Briny Books: Public readings (and learning to do them) are a big part of an author’s experience. But is there a part of your book that you know you’ll never have the nerve to read out loud?
Amy Spurway: Public readings are one of my favourite parts of this whole experience, and I’ve read the entire book out loud to myself at least a few times already, so there’s nothing I’d shy away from in that regard. That being said, I do try to be cognizant of my audience, so depending on the crowd, I will sometimes leapfrog over certain sections, words, or phrases on the spot to keep things a little more on the PG side if necessary. I see that as a heightened awareness of my responsibility as a performer.
Briny Books: What has been your favourite reader response to your book so far?
Amy Spurway: The response I’ve had from my fellow Cape Bretoners—who are scattered far and wide—has been phenomenal. I tried to make sure that I did the people and the place an honest, loving justice with this story and from what I can gather, I succeeded. My other favourite reader responses have come from outside the region. People who aren’t necessarily familiar with Cape Breton, but who still see some important piece of themselves, their lives, their communities, reflected in this book. It is, in many ways, a story that transcends such boundaries. I didn’t really realize that until I started hearing from readers in different parts of Canada and the US, so that has been absolutely delightful.

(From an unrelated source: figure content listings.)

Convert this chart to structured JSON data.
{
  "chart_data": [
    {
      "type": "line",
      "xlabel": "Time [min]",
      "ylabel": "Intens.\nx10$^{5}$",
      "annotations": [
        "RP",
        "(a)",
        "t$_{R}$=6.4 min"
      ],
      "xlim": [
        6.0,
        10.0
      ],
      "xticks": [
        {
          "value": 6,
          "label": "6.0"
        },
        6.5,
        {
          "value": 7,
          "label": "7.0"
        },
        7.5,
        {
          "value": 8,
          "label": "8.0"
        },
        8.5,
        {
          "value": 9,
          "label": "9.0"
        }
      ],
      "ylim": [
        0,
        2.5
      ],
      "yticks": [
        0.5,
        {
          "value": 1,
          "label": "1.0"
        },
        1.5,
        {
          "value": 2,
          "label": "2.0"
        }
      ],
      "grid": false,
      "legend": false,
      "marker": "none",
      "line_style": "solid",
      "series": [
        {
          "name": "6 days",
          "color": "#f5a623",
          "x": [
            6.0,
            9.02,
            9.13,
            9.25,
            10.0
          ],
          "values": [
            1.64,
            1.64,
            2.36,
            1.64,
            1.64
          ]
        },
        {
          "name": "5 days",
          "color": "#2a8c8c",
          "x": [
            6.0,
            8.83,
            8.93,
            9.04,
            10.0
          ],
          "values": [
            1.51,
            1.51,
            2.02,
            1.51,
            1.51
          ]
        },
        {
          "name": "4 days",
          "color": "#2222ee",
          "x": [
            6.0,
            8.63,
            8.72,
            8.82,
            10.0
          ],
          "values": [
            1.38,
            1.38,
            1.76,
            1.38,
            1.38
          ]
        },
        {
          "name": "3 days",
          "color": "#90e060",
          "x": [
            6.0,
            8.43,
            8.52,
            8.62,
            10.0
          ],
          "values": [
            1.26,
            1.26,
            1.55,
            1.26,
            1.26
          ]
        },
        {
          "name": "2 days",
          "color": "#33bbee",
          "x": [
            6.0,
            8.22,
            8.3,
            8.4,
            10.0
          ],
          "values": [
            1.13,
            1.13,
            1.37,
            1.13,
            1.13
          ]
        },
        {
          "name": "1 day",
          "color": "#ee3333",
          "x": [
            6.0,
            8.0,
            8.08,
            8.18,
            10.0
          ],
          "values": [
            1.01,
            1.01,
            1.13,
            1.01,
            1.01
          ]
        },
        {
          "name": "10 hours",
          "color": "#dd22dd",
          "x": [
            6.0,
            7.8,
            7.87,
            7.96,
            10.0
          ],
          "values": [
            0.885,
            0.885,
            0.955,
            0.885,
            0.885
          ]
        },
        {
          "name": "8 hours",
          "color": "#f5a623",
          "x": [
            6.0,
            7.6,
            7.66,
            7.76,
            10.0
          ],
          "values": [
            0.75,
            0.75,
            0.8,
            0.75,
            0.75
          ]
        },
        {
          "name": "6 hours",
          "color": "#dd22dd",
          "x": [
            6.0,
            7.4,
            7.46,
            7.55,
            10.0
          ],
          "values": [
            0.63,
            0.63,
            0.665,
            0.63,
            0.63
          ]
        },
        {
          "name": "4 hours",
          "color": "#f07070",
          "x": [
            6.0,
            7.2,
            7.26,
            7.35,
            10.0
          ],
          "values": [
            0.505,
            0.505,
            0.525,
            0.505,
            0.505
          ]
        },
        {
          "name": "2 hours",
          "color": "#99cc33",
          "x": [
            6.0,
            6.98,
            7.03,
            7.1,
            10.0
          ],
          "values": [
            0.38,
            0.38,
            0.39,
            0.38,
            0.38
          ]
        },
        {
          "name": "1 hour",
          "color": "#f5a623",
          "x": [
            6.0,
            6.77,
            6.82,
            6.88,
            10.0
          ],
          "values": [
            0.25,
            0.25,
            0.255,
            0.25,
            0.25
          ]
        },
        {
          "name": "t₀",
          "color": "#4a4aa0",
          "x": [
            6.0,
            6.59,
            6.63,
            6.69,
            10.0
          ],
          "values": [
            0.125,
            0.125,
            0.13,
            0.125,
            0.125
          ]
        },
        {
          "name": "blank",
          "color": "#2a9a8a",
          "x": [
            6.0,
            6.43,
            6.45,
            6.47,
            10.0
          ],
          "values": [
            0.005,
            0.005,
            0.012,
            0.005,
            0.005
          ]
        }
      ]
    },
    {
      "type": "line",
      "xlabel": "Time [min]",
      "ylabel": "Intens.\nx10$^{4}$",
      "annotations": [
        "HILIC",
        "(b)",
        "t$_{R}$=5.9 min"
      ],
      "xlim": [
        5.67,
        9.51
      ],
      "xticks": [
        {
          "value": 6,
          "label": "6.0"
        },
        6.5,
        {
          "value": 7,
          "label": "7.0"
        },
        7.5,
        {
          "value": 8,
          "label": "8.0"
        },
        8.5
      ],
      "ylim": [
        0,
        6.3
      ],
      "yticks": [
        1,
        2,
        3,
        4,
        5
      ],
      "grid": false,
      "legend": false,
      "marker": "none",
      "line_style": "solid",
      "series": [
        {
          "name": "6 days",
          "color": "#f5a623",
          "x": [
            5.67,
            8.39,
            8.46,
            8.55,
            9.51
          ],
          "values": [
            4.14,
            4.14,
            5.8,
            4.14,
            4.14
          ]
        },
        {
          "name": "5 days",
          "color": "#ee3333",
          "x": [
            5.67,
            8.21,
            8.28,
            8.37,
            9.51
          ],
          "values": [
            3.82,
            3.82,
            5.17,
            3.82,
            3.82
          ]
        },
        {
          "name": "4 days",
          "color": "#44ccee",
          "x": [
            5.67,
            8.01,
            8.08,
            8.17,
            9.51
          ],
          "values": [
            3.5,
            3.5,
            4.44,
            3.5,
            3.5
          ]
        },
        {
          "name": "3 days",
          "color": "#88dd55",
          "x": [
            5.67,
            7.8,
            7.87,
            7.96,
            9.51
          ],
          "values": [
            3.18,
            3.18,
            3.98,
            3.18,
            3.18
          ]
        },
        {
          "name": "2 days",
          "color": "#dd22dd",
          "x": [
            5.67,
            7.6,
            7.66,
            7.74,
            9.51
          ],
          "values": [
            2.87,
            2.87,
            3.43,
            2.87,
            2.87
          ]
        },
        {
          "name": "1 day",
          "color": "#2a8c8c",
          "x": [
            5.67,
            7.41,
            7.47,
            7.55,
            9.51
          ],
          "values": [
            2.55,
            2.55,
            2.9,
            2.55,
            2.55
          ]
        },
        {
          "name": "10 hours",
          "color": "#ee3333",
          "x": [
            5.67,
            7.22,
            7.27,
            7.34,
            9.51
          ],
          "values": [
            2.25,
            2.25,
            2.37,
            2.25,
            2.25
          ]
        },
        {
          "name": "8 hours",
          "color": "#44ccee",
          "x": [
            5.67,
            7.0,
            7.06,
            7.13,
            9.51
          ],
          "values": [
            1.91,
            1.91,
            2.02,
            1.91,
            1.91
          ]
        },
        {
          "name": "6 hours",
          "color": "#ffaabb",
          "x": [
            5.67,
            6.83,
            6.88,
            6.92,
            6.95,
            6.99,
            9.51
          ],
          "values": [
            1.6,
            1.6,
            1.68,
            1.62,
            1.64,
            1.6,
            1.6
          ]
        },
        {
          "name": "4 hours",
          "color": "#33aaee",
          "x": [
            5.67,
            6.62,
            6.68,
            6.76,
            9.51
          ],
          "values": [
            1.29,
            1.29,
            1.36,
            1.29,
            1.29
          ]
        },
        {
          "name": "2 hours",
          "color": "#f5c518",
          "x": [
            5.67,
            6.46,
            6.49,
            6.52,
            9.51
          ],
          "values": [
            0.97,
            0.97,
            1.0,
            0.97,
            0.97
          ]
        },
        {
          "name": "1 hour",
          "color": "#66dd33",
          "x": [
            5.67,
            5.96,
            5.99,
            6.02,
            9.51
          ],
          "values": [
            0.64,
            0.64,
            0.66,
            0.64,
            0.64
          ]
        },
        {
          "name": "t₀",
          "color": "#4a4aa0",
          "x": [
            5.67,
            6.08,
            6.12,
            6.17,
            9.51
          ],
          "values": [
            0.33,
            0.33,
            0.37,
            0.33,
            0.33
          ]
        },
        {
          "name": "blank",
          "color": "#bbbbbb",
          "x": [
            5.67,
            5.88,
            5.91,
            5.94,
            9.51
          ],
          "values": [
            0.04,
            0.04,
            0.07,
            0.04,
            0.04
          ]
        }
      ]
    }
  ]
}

Briny Books: What book(s) is/are you reading at the moment?
Amy Spurway: I’m in research mode these days so my reading right now has a bit of a weird bent to it. Currently I am picking my way through: A Little Book on the Human Shadow by Robert Bly, Witches, Midwives and Nurses: A History of Women Healers by Barbara Ehrenreich and Deidre English, and a giant reference tome called The Book of Symbols: Reflections on Archetypal Images. I’m gonna look some kinda cute hauling that one out at the beach this summer!